# emmersed culture of Hydrocotyle sibthorpioides



## EDGE (Feb 28, 2004)

This plant is grown in plain aquarium gravel with a little bit of flourite.

It is an open top setup
No fertilizer is added. 
Grown under a 10 watt coralife colormax screw in PC.
water depth is approx 1 cm above gravel. Water is added when it is around gravel depth
.75 - 1" deep gravel


----------



## Phil Edwards (Jan 22, 2004)

That's pretty. Lookin' good EDGE.

Best,
Phil


----------



## Justin Fournier (Jan 27, 2004)

The plants look healthy Eric, how long did it take them to get to that mass? What are ya gonna do with them?


----------



## EDGE (Feb 28, 2004)

I think around 4 months. I took it out originally because I can't keep it in place with the discus, cories and any fish that eat the beefheart off the bottom.

I took 1/3 of the portion out about 1 1/2 months ago. I was trying to grow it in a shallow tank with a sump attach to it. It grew slowly without co2 injection in that setup.

I might give this plant another try in the 75G, but I need to find a way to keep this plant in the substrate.


----------



## Phil Edwards (Jan 22, 2004)

Try planting some with the leaf just at the surface of the substrate, like a large Glossostigma.
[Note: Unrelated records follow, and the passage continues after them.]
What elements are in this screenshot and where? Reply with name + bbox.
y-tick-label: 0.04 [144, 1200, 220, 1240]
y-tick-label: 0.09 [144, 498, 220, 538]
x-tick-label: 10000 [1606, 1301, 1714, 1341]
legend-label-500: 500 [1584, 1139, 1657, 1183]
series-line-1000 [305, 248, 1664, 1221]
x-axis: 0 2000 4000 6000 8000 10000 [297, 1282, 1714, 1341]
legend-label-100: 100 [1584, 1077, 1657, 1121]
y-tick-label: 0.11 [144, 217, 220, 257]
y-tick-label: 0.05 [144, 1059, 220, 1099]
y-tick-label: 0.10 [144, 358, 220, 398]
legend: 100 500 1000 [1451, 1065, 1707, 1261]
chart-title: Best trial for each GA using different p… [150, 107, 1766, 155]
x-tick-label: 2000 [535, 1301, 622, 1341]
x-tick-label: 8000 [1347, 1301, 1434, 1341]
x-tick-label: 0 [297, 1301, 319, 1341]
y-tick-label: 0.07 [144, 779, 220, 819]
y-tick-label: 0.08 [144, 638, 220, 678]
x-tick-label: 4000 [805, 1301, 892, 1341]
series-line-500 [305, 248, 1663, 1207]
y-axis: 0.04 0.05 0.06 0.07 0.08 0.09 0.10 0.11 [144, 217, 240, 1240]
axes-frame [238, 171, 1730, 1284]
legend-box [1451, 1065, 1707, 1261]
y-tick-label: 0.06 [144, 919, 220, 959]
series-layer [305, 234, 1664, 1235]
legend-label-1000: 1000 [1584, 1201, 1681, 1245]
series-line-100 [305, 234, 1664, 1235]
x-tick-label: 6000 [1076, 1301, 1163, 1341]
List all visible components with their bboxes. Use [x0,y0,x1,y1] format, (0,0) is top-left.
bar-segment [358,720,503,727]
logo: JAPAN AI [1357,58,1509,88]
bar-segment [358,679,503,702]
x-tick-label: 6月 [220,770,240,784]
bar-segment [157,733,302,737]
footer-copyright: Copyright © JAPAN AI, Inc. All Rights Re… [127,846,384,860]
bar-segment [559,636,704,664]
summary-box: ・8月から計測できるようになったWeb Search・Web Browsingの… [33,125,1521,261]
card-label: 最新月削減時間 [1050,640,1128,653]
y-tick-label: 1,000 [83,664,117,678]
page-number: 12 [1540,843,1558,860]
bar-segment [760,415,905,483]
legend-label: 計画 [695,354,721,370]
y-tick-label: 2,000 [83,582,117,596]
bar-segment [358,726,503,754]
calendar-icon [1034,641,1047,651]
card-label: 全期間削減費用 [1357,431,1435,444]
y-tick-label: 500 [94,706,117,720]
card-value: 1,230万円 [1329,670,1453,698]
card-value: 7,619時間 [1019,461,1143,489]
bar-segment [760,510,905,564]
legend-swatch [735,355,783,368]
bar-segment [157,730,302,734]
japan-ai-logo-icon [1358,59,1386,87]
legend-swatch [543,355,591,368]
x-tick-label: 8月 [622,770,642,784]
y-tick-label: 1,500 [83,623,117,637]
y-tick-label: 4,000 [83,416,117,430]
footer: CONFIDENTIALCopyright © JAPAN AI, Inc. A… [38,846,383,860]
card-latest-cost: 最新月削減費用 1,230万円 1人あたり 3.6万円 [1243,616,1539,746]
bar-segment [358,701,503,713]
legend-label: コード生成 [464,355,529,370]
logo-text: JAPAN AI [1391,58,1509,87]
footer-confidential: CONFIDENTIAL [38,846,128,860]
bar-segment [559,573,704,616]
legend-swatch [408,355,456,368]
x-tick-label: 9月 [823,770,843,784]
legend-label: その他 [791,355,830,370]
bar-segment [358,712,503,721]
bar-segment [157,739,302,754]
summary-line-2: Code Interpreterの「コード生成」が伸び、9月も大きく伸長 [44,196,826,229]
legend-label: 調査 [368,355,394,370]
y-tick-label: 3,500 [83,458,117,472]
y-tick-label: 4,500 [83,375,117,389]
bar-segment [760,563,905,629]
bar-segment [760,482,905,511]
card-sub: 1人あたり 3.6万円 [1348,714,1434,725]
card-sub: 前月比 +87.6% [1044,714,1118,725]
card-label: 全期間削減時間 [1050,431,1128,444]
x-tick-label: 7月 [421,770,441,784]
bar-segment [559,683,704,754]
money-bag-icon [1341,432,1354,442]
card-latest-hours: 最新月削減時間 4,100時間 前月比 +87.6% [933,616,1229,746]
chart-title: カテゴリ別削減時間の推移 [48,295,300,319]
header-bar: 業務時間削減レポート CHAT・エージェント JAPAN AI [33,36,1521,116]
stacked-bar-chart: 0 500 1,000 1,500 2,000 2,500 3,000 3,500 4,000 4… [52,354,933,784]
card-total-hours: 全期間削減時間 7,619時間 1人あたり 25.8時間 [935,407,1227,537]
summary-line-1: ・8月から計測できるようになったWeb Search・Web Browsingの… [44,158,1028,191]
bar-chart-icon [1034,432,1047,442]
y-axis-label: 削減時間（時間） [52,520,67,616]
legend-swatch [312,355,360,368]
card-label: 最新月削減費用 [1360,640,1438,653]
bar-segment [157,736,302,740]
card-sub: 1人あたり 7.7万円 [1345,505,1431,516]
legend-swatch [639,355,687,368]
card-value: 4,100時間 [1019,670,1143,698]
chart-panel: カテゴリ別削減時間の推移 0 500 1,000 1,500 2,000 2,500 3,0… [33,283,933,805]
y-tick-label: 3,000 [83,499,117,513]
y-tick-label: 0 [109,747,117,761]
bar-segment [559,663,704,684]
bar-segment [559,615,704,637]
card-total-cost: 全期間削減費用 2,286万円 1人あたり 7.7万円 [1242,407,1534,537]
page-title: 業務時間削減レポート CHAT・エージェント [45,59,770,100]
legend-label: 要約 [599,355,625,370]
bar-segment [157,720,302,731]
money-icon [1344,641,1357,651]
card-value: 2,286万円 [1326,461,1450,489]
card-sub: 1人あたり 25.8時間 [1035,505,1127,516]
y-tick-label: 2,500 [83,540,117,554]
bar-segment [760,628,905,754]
By the time it's grown up higher there should be a strong root system below to keep it anchored. That's worked well for me with Glosso and Marsilea in my discus tank. 

Best,
Phil


----------



## EDGE (Feb 28, 2004)

I am thinking of cutting the runners and plant it leaf by leaf like we would with glosso.

The long runners causes a lot of problem when the fish are looking for food to eat.


----------



## Aaron (Feb 12, 2004)

How large are the leaves on your plant? The reason why I am wondering is that there is a Hydrocotyle sp. that grows here locally and I have always thought it to be sibthorpiodes. The leaves are a quarter to half an inch in diameter. Your plant looks much larger. Perhaps we've got something special growing in the weeds over here.


----------



## Steve Pituch (Jan 25, 2004)

Edge,
I would suggest that you plant at least two nodes together with two leaves. I think you need at least one undisturbed runner between two nodes for it to grow well.

Steve


----------



## EDGE (Feb 28, 2004)

Each piece was cut to have 3-4 nodes when I planted it at start. I took the whole thing out a couple weeks ago to untangle the mess it created. 

I replanted them again with 1 node this time. It has been a couple weeks since replanting. 

Without the tangle mess, the leaves stay closer to substrate rather than hanging in the air. I looked at it closely today and it is starting tangle itself into a mess again.

It is the same setup as before, no fertilizer is added, not a closed system, and very little light (10 watt screw in PC).

I will take a photo of it tomorrow when I take photo of an outdoor emersed dome. I am experimenting the BC weather to see if I can grow swords outdoor. It looks okay so far; I will soon find out if new leaves are developing on them.

Next time I do a replant, I will take photos throughout the development. 

Aaron: The largest leaves was 1/2 to 3/4" in diameter.


----------



## EDGE (Feb 28, 2004)

Taken on May 4, 2004


----------